Adentrarse en este caso es peligroso. Igual que ocurre con todo lo que en este país conlleva ser y estar frente a otro estar y ser. Y más aún si sé es y se hace desde la independencia y el cuestionamiento de una u otra posición. Pero si se sopesan las dudas y las sombras parece evidente que, entre la mujer y la pandilla masculina, se emborronaron el deseo, la libertad, el respeto, la inocencia y la culpabilidad. Que entre el consentimiento y la violación se encuentran la sospecha de la ebriedad y la dominación, la vulnerabilidad y la fuerza, la atmósfera y la toxicidad, la conciencia y la vergüenza. Cada binomio debió ser analizado de manera más pausada, más íntima y más convincente por la policía, los psicólogos, los médicos, los abogados y la juez.
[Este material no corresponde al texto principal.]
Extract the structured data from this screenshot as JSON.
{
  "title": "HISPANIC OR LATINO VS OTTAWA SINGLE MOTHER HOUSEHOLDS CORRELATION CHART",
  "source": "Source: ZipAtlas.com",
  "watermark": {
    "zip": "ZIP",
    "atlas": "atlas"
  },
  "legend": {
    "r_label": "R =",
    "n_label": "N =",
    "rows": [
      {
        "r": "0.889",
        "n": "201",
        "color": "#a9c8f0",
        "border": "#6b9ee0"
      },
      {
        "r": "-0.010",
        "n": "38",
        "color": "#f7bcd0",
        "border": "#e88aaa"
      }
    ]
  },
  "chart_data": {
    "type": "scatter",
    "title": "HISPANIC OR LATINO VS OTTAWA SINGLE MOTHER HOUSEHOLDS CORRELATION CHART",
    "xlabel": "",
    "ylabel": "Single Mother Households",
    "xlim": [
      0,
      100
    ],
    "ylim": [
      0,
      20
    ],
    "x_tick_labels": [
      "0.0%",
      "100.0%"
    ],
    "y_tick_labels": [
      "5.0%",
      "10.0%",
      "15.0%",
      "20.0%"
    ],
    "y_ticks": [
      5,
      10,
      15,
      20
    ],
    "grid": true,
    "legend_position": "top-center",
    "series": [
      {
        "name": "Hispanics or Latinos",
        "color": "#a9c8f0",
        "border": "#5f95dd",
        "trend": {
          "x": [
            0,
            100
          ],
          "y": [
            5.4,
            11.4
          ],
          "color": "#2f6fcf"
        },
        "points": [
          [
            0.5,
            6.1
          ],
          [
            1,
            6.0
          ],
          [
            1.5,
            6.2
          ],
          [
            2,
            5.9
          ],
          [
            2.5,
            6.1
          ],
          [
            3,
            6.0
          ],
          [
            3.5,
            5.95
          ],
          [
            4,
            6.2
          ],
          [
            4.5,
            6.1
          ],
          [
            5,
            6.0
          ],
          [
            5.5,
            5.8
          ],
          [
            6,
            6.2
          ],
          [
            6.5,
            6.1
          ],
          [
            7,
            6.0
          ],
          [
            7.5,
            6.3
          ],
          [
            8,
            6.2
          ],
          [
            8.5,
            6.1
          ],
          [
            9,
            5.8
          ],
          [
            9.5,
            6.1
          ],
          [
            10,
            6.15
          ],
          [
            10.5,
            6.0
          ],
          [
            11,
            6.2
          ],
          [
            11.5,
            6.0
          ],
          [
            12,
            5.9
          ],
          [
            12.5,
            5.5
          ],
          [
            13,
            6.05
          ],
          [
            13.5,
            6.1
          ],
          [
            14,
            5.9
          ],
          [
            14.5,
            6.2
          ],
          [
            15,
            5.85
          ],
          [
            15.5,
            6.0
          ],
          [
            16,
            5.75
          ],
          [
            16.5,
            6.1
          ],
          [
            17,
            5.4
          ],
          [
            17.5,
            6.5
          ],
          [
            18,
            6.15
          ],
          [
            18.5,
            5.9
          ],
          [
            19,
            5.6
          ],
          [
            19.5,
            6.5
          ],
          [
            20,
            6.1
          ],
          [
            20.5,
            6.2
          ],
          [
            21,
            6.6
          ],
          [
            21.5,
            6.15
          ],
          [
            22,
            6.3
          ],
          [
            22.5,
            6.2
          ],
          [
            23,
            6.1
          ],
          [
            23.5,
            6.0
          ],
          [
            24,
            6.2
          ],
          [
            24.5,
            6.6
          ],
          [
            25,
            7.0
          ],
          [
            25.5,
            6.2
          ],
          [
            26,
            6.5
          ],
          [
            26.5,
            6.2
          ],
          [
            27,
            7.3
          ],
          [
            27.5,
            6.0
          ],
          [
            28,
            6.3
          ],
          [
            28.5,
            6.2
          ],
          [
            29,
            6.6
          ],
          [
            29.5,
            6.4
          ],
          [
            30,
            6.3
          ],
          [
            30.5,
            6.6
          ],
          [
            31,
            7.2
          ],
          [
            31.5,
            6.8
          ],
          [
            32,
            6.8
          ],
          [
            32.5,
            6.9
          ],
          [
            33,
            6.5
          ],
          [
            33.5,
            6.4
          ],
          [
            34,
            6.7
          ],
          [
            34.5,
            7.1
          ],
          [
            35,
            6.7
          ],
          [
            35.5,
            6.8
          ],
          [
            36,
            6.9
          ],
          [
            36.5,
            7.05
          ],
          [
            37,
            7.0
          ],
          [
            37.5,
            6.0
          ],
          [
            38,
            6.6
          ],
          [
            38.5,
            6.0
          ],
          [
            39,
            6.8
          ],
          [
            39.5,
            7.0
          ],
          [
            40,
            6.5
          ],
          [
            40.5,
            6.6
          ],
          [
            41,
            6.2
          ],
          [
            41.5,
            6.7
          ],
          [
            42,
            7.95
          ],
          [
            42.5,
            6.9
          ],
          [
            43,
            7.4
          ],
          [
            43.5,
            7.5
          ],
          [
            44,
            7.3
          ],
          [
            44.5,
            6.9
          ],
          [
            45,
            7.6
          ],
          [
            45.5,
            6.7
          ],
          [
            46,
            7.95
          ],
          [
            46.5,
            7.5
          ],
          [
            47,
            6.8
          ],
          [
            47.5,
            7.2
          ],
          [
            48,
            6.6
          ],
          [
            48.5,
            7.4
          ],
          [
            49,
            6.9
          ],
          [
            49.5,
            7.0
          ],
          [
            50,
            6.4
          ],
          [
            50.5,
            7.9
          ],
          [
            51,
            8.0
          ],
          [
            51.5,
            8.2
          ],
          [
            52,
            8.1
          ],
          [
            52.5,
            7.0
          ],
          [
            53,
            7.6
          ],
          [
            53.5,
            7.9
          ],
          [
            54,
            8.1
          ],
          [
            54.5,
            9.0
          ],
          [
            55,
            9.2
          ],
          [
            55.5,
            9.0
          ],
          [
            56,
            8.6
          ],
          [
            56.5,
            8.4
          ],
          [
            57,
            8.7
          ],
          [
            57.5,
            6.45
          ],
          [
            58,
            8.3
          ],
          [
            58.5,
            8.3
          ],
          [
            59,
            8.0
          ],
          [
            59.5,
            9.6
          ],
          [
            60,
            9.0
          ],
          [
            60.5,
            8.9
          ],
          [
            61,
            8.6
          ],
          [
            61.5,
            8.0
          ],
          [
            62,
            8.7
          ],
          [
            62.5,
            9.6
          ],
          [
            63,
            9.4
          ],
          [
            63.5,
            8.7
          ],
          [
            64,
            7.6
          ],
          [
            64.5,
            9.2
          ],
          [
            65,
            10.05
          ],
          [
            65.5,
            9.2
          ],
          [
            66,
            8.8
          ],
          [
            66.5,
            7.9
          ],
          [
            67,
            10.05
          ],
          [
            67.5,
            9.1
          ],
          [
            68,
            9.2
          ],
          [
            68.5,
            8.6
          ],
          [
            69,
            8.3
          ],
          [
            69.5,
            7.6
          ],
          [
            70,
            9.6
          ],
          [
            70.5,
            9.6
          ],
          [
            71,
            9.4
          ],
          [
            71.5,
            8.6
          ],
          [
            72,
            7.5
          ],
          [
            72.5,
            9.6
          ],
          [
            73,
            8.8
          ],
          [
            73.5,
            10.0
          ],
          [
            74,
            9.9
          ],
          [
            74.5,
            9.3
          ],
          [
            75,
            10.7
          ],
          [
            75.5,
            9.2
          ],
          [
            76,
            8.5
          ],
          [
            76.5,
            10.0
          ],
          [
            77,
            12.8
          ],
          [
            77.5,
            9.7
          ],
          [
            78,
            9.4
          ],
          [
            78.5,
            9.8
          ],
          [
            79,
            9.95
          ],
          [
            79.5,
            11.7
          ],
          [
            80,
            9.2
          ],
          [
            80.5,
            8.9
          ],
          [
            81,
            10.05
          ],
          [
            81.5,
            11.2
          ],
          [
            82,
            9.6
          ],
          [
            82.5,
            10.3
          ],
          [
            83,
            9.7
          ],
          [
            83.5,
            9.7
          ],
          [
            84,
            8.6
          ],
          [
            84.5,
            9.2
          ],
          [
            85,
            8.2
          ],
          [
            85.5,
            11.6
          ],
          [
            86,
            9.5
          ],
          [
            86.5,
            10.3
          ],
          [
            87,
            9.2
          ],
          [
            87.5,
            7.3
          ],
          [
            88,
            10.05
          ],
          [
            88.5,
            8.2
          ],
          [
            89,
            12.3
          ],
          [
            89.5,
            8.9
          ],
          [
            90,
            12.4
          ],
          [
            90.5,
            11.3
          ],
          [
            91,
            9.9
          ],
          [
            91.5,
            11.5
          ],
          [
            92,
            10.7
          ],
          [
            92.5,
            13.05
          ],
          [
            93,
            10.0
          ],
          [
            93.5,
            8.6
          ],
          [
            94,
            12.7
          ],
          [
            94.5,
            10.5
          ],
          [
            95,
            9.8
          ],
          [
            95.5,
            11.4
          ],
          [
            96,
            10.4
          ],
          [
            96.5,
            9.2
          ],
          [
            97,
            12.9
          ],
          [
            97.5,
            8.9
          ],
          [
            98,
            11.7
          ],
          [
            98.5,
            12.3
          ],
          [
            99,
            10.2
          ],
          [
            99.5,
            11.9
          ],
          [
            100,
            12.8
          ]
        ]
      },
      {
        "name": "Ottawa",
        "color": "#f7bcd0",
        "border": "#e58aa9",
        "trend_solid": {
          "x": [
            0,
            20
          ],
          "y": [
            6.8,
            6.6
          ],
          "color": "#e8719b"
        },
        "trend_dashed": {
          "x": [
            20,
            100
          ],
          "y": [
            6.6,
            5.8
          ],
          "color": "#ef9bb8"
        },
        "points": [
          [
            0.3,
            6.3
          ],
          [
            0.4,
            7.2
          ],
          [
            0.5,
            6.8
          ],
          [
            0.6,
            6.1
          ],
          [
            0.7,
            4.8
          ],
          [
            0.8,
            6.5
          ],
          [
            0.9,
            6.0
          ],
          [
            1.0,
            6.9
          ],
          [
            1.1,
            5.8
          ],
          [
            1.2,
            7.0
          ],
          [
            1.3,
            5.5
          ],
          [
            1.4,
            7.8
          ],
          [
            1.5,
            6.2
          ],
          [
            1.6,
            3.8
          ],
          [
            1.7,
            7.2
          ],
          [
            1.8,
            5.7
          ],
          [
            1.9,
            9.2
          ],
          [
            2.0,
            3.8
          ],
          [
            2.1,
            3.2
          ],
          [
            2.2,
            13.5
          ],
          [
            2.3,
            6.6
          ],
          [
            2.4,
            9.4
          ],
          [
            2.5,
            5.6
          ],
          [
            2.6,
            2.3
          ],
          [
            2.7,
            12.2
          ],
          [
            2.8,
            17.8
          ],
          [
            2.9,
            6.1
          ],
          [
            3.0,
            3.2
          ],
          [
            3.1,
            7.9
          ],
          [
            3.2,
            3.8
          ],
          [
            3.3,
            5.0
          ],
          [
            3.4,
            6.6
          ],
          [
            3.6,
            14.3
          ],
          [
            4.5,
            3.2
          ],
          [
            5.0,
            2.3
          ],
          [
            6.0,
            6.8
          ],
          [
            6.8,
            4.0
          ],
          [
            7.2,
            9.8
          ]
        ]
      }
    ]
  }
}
Sin esa habitual predisposición a compartir pistas, recelos y hallazgos en tiempo real. La labor policial y judicial requieren más calma, más confidencialidad. Es preocupante que en pocas horas una chica pase de ser víctima a ninfómana. Que unos chicos sean evidentes delincuentes desarraigados a convertirse en mártires de los prejuicios sociales. Que una juez sea el blanco de un linchamiento en la red y ahora le toque el turno al abogado defensor. Sin olvidar que todavía son muchas las voces que consideran culpables a sus clientes. Lo mismo que otras juzgan por igual el comportamiento de la joven. La moral es hipócrita e ideológica. Muchas veces se expresa desde una educación machista y un convencimiento político y otras desde movimientos que combaten esa cultura y la dureza de una realidad. La primera yerra en lo ético, la segunda cuando la ciegan la rabia y el dolor. En medio de ambas la verdad zozobra y el corazón de la historia se tensa por las impurezas y el ardor que hay entre la absolución y el convencimiento acusatorio. Los jóvenes y su abogado piensan ahora denunciar a la joven. Ella y su familia guardan silencio y moral, misterio o indignación. Mientras en la calle y en la red continúan las preguntas sin respuestas y las voces que erigen en hoguera su verdad.

Los datos duelen. En 2013 hubo 1.298 agresiones sexuales con penetración. Los parques, los garajes, el portal de las casas, la madrugada de un fin de fiesta, fueron los escenarios en los que las víctimas perdieron su dignidad y comenzaron a tener que defenderse de un secreto difícil de cicatrizar. Porque son muchas las que no denuncian. A veces por vergüenza y otras porque consideran que la policía evalúa sin tacto el grado de conciencia, la reacción al miedo, las heridas de la defensa o las huellas del abuso, sin hablar de la indignación que produce la confusión masculina ante la invitación, el consentimiento, la reconsideración y el doblegamiento. A este dato va emparejado el de la página web del Ministerio de Interior recomendado no hacer auto stop, transitar por calles mal iluminadas en horas avanzadas o entrar en un ascensor con un desconocido. Sólo falta pedir recato al elegir el prét-a-porter. No es extraño que aumente la cifra de militantes en el Slut Walk (marcha de las prostitutas) que defiende el derecho de las mujeres a vestir tan provocativamente como ellas quieran.

Está claro. La violación es un grave problema social que tiene que combatirse desde la educación y la justicia. Lo mismo que desde la justicia y la educación hay que poner en valor que la inocencia no es una apariencia ni se puede violar a cara o cruz.